A lull in the weather afterwards made for a glass-like Atlantic, perfect for launching the ASV to collect bathymetry data and for installing the offshore instruments… yet terrible for the poor souls onshore being eaten alive by black flies. By the end of the first two weeks, all the poles were installed, the stationary cameras were live, and collaborators from the University of North Carolina (UNC) Wilmington, UNC Chapel Hill, and North Carolina State University had placed their instruments. Most of the crew rotated home as Tropical Storm Odette headed north toward the Carolinas, and it was a skeleton crew that reported that two sensors cracked off their welding mounts in the pounding surf. Dismay became more widespread as storms Peter, Rose, Sam, Teresa, and Victor all formed and then either swung eastward or fizzled out early into a quiet October.
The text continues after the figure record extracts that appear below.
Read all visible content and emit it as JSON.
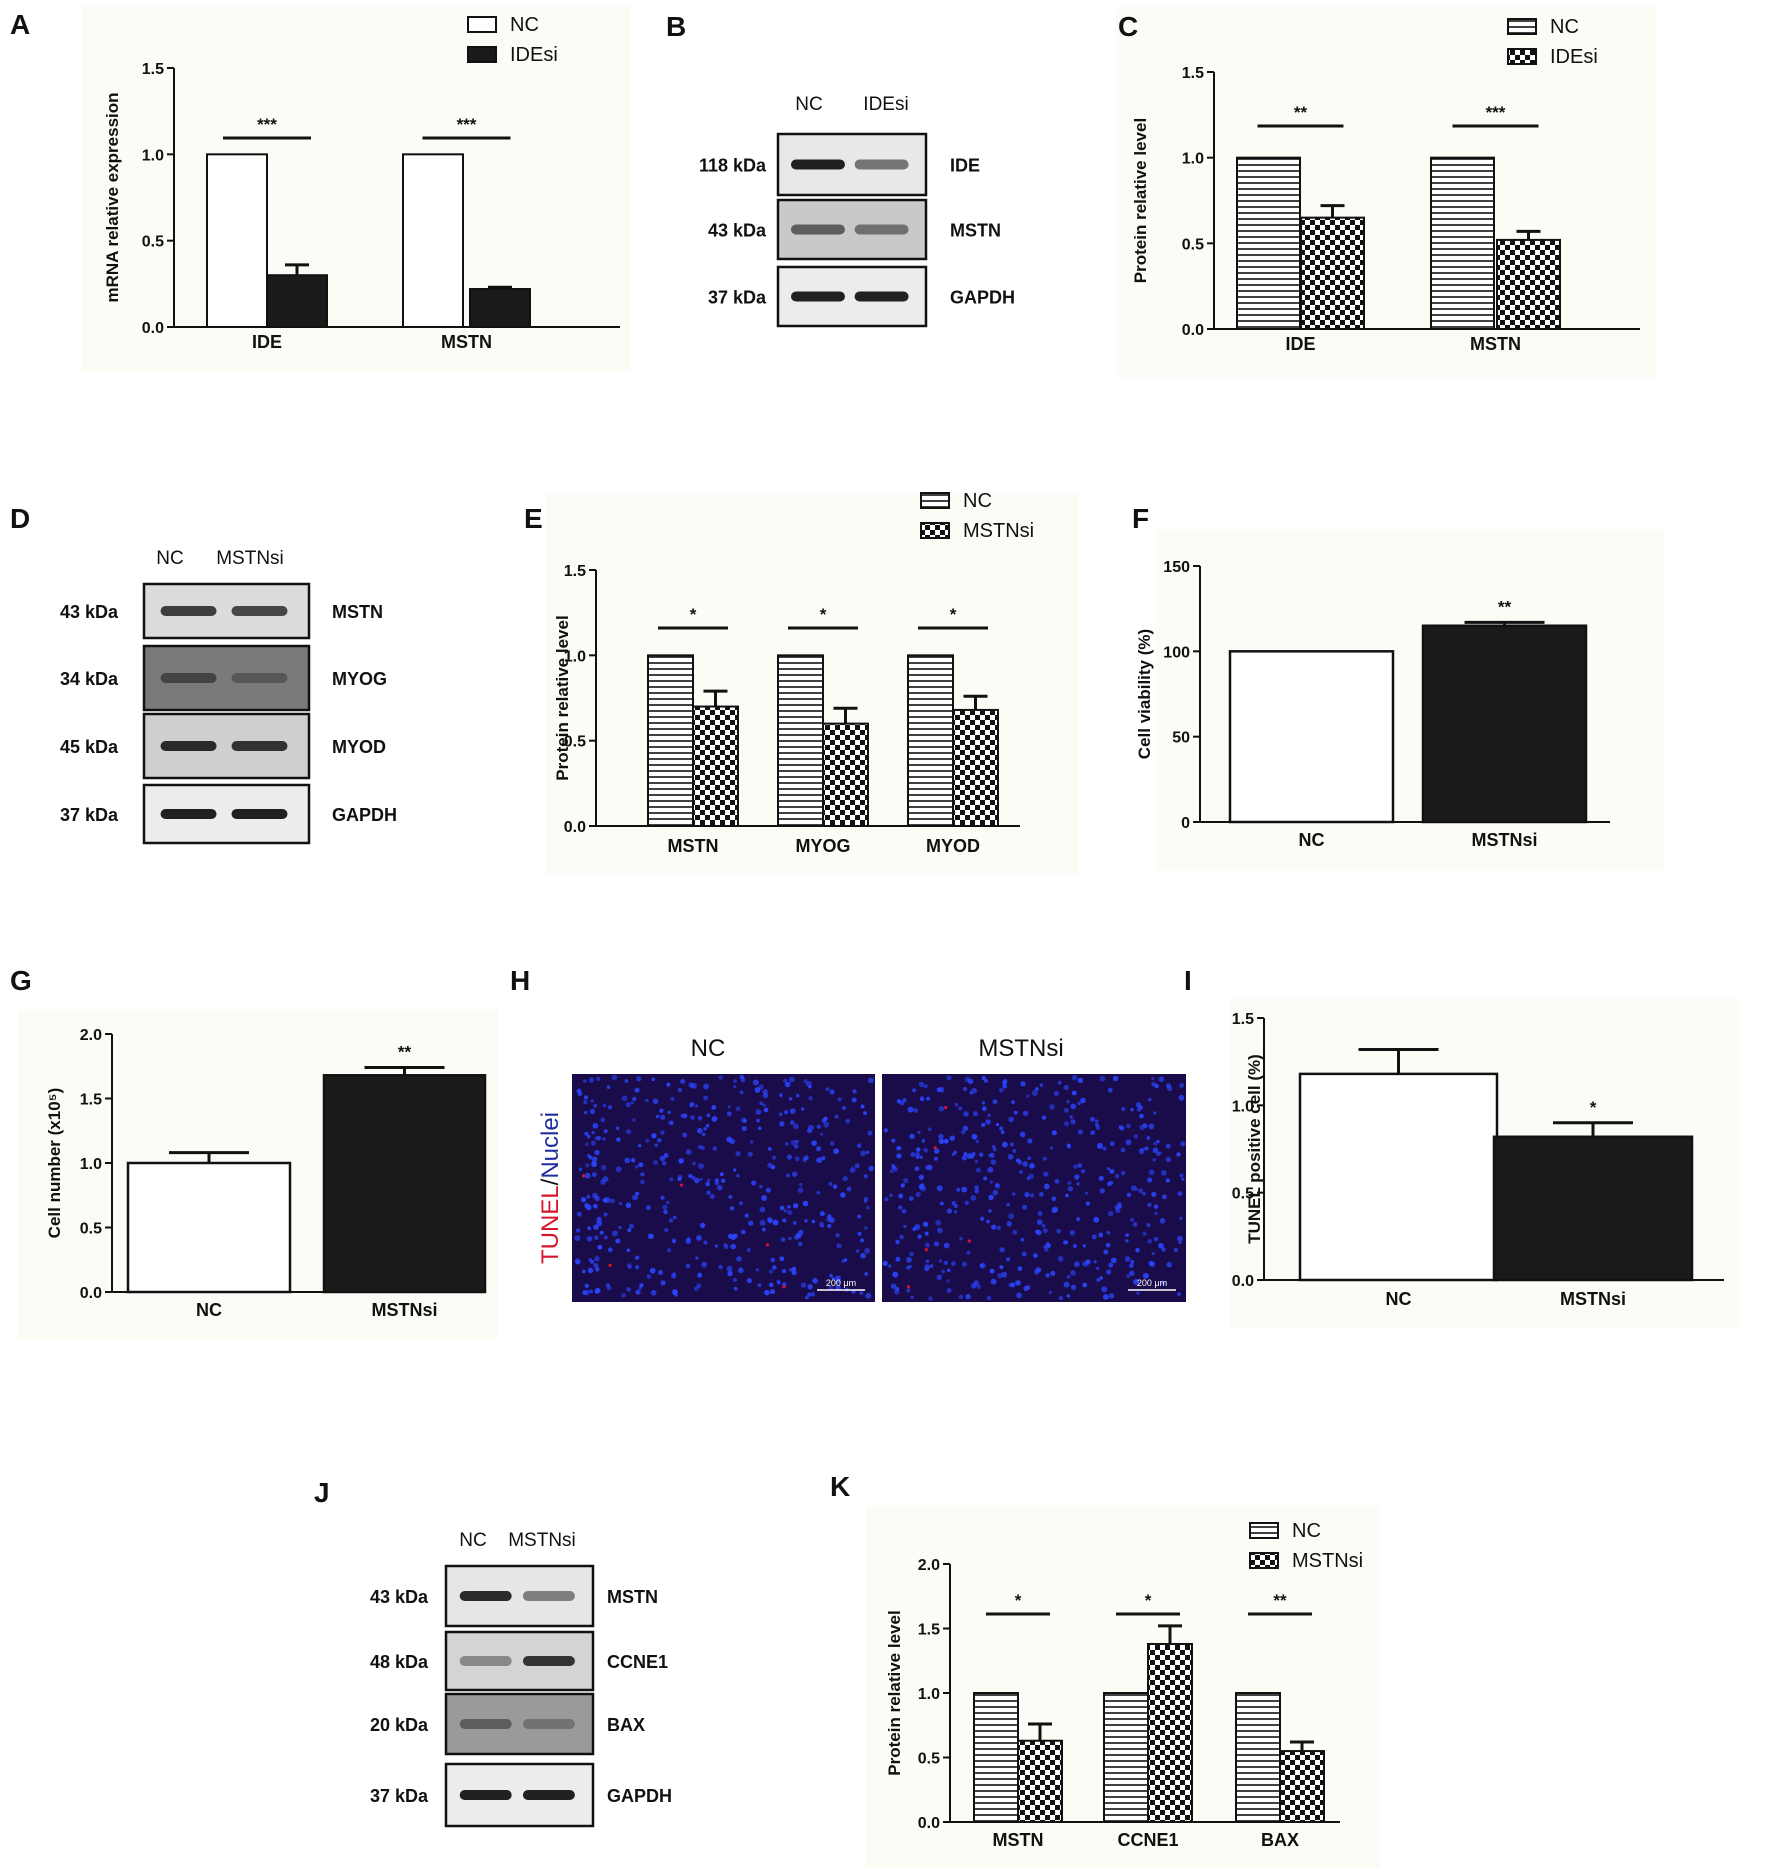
{
  "panels": [
    {
      "id": "A",
      "label": "A",
      "chart_data": {
        "type": "bar",
        "categories": [
          "IDE",
          "MSTN"
        ],
        "ylabel": "mRNA relative expression",
        "ylim": [
          0,
          1.5
        ],
        "yticks": [
          0.0,
          0.5,
          1.0,
          1.5
        ],
        "yticklabels": [
          "0.0",
          "0.5",
          "1.0",
          "1.5"
        ],
        "series": [
          {
            "name": "NC",
            "values": [
              1.0,
              1.0
            ],
            "errors": [
              0,
              0
            ],
            "fill": "white"
          },
          {
            "name": "IDEsi",
            "values": [
              0.3,
              0.22
            ],
            "errors": [
              0.06,
              0.01
            ],
            "fill": "black"
          }
        ],
        "significance": [
          "***",
          "***"
        ]
      }
    },
    {
      "id": "C",
      "label": "C",
      "chart_data": {
        "type": "bar",
        "categories": [
          "IDE",
          "MSTN"
        ],
        "ylabel": "Protein relative level",
        "ylim": [
          0,
          1.5
        ],
        "yticks": [
          0.0,
          0.5,
          1.0,
          1.5
        ],
        "yticklabels": [
          "0.0",
          "0.5",
          "1.0",
          "1.5"
        ],
        "series": [
          {
            "name": "NC",
            "values": [
              1.0,
              1.0
            ],
            "errors": [
              0,
              0
            ],
            "fill": "hstripe"
          },
          {
            "name": "IDEsi",
            "values": [
              0.65,
              0.52
            ],
            "errors": [
              0.07,
              0.05
            ],
            "fill": "checker"
          }
        ],
        "significance": [
          "**",
          "***"
        ]
      }
    },
    {
      "id": "E",
      "label": "E",
      "chart_data": {
        "type": "bar",
        "categories": [
          "MSTN",
          "MYOG",
          "MYOD"
        ],
        "ylabel": "Protein relative level",
        "ylim": [
          0,
          1.5
        ],
        "yticks": [
          0.0,
          0.5,
          1.0,
          1.5
        ],
        "yticklabels": [
          "0.0",
          "0.5",
          "1.0",
          "1.5"
        ],
        "series": [
          {
            "name": "NC",
            "values": [
              1.0,
              1.0,
              1.0
            ],
            "errors": [
              0,
              0,
              0
            ],
            "fill": "hstripe"
          },
          {
            "name": "MSTNsi",
            "values": [
              0.7,
              0.6,
              0.68
            ],
            "errors": [
              0.09,
              0.09,
              0.08
            ],
            "fill": "checker"
          }
        ],
        "significance": [
          "*",
          "*",
          "*"
        ]
      }
    },
    {
      "id": "F",
      "label": "F",
      "chart_data": {
        "type": "bar",
        "categories": [
          "NC",
          "MSTNsi"
        ],
        "ylabel": "Cell viability (%)",
        "ylim": [
          0,
          150
        ],
        "yticks": [
          0,
          50,
          100,
          150
        ],
        "yticklabels": [
          "0",
          "50",
          "100",
          "150"
        ],
        "values": [
          100,
          115
        ],
        "errors": [
          0,
          2
        ],
        "fills": [
          "white",
          "black"
        ],
        "significance": [
          "",
          "**"
        ]
      }
    },
    {
      "id": "G",
      "label": "G",
      "chart_data": {
        "type": "bar",
        "categories": [
          "NC",
          "MSTNsi"
        ],
        "ylabel": "Cell number (x10⁵)",
        "ylim": [
          0,
          2.0
        ],
        "yticks": [
          0.0,
          0.5,
          1.0,
          1.5,
          2.0
        ],
        "yticklabels": [
          "0.0",
          "0.5",
          "1.0",
          "1.5",
          "2.0"
        ],
        "values": [
          1.0,
          1.68
        ],
        "errors": [
          0.08,
          0.06
        ],
        "fills": [
          "white",
          "black"
        ],
        "significance": [
          "",
          "**"
        ]
      }
    },
    {
      "id": "I",
      "label": "I",
      "chart_data": {
        "type": "bar",
        "categories": [
          "NC",
          "MSTNsi"
        ],
        "ylabel": "TUNEL positive cell (%)",
        "ylim": [
          0,
          1.5
        ],
        "yticks": [
          0.0,
          0.5,
          1.0,
          1.5
        ],
        "yticklabels": [
          "0.0",
          "0.5",
          "1.0",
          "1.5"
        ],
        "values": [
          1.18,
          0.82
        ],
        "errors": [
          0.14,
          0.08
        ],
        "fills": [
          "white",
          "black"
        ],
        "significance": [
          "",
          "*"
        ]
      }
    },
    {
      "id": "K",
      "label": "K",
      "chart_data": {
        "type": "bar",
        "categories": [
          "MSTN",
          "CCNE1",
          "BAX"
        ],
        "ylabel": "Protein relative level",
        "ylim": [
          0,
          2.0
        ],
        "yticks": [
          0.0,
          0.5,
          1.0,
          1.5,
          2.0
        ],
        "yticklabels": [
          "0.0",
          "0.5",
          "1.0",
          "1.5",
          "2.0"
        ],
        "series": [
          {
            "name": "NC",
            "values": [
              1.0,
              1.0,
              1.0
            ],
            "errors": [
              0,
              0,
              0
            ],
            "fill": "hstripe"
          },
          {
            "name": "MSTNsi",
            "values": [
              0.63,
              1.38,
              0.55
            ],
            "errors": [
              0.13,
              0.14,
              0.07
            ],
            "fill": "checker"
          }
        ],
        "significance": [
          "*",
          "*",
          "**"
        ]
      }
    }
  ],
  "blots": [
    {
      "id": "B",
      "label": "B",
      "lanes": [
        "NC",
        "IDEsi"
      ],
      "rows": [
        {
          "kda": "118 kDa",
          "protein": "IDE",
          "bg": "#e8e8e8",
          "bands": [
            0.95,
            0.55
          ]
        },
        {
          "kda": "43 kDa",
          "protein": "MSTN",
          "bg": "#c9c9c9",
          "bands": [
            0.6,
            0.5
          ]
        },
        {
          "kda": "37 kDa",
          "protein": "GAPDH",
          "bg": "#ececec",
          "bands": [
            0.95,
            0.95
          ]
        }
      ]
    },
    {
      "id": "D",
      "label": "D",
      "lanes": [
        "NC",
        "MSTNsi"
      ],
      "rows": [
        {
          "kda": "43 kDa",
          "protein": "MSTN",
          "bg": "#dcdcdc",
          "bands": [
            0.8,
            0.75
          ]
        },
        {
          "kda": "34 kDa",
          "protein": "MYOG",
          "bg": "#7a7a7a",
          "bands": [
            0.55,
            0.35
          ]
        },
        {
          "kda": "45 kDa",
          "protein": "MYOD",
          "bg": "#cfcfcf",
          "bands": [
            0.9,
            0.85
          ]
        },
        {
          "kda": "37 kDa",
          "protein": "GAPDH",
          "bg": "#ececec",
          "bands": [
            0.95,
            0.95
          ]
        }
      ]
    },
    {
      "id": "J",
      "label": "J",
      "lanes": [
        "NC",
        "MSTNsi"
      ],
      "rows": [
        {
          "kda": "43 kDa",
          "protein": "MSTN",
          "bg": "#e6e6e6",
          "bands": [
            0.9,
            0.5
          ]
        },
        {
          "kda": "48 kDa",
          "protein": "CCNE1",
          "bg": "#d4d4d4",
          "bands": [
            0.4,
            0.85
          ]
        },
        {
          "kda": "20 kDa",
          "protein": "BAX",
          "bg": "#9a9a9a",
          "bands": [
            0.45,
            0.3
          ]
        },
        {
          "kda": "37 kDa",
          "protein": "GAPDH",
          "bg": "#ececec",
          "bands": [
            0.95,
            0.95
          ]
        }
      ]
    }
  ],
  "micro": {
    "id": "H",
    "label": "H",
    "columns": [
      "NC",
      "MSTNsi"
    ],
    "stain_red": "TUNEL",
    "stain_sep": "/",
    "stain_blue": "Nuclei",
    "scale": "200 μm",
    "colors": {
      "red": "#d6142a",
      "blue": "#1f2f9e",
      "background": "#1a0b4a",
      "nucleus": "#2a46ff"
    }
  }
}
Alas, the cooperation of mother nature for one perfect storm cannot be coerced, no matter the number of times you refresh the National Hurricane Center page and mutter encouraging words.

A person walks along a sandy scarped dune near the waves under a cloudy sky, pulling along a white balloon-shaped kite
Walking the heli-kite down the beach as Hurricane Larry approaches Pea Island.

Not all hope for data was lost, however; a local storm provided two days of elevated water levels, and in the end our team managed to capture nine heli-kite surveys, four bathymetric surveys, almost two months of continuous hourly imagery, and five weeks of ADCP (acoustic doppler current profiler; which measures the speed and direction of water currents) data at two nearshore sites. The instruments at the offshore bar were recovered intact, and even if most of the instruments on the beach hoping for overwash did not get their ‘feet’ wet, the proof-of-concept design was a success.

Perhaps high on the list of accomplishments was, after a year of virtual meetings, finally being able to meet and work together in person. Many teams benefitted from exchanging ideas, expertise, and personnel, but we also look forward to the exchange of data collected by the many groups at the FRF.

This DUNEX dataset will be a rare gem in the coastal field because it includes almost every possible in situ measurement having been made at the same time in multiple places. By capturing data from great heights to great depths, we are closer to capturing a more complete understanding of how coastal land and seascapes change under changing conditions.

Hurricane or no hurricane, these data will help us make progress towards a safer, smarter coast.